On the same day of the bill announcement, the NFU delivered its food report to all British politicians.

The report, UK: A Nation United by Food, is intended to provide a breakdown of some of the main areas of debate surrounding future food policy.

Focusing on four key areas – moral imperative, health and nutrition, integrity and standards and working with nature – the document questions what the UK needs for a thriving domestic food industry. 

Batters is encouraging MPs to use the report to broaden the conversation about the future of British food to include consumers, producers, processors, retailers and policy makers.

Arla response

Ash Amirahmadi, managing director, Arla Foods UK, said, “We welcome the Government’s announcement of a new regime for British farming and are pleased that the Government has agreed to a seven year transition period to the new regime.

“This is what we called for in our submission to the Government consultation which preceded today’s announcement and will give certainty to farmers, allowing them to plan for the new environment. It is fantastic that so many of our farmer owners have contributed to the consultation and had their say.

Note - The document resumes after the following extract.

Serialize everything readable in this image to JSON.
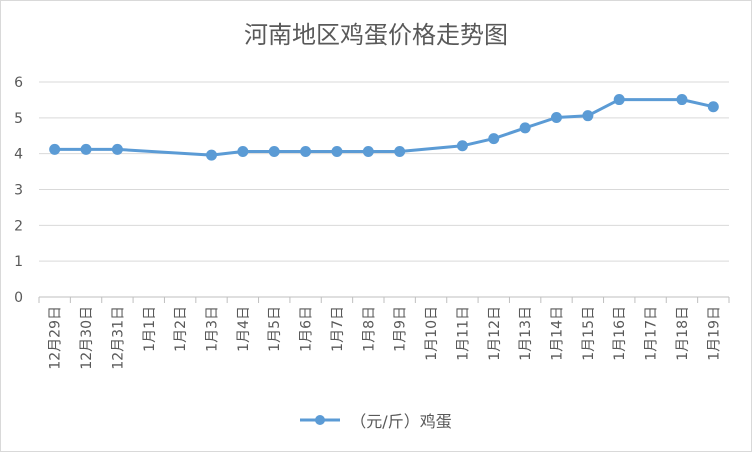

“We believe that properly structured farming policies and supports can deliver benefits for the environment and increase profitability and productivity in farming; therefore we are especially encouraged by the Government’s recognition that the overall objective of the new regime should be to secure “practical gains for farmers that help them become more profitable and reduce their environmental footprint.”

Arla said it will be important that the new Environmental Land Management system does not lead to incentives that only deliver public goods whilst neglecting innovation and increased productivity. The company added it was keen to understand the “measures to increase productivity and invest in R&D” that the Government has proposed.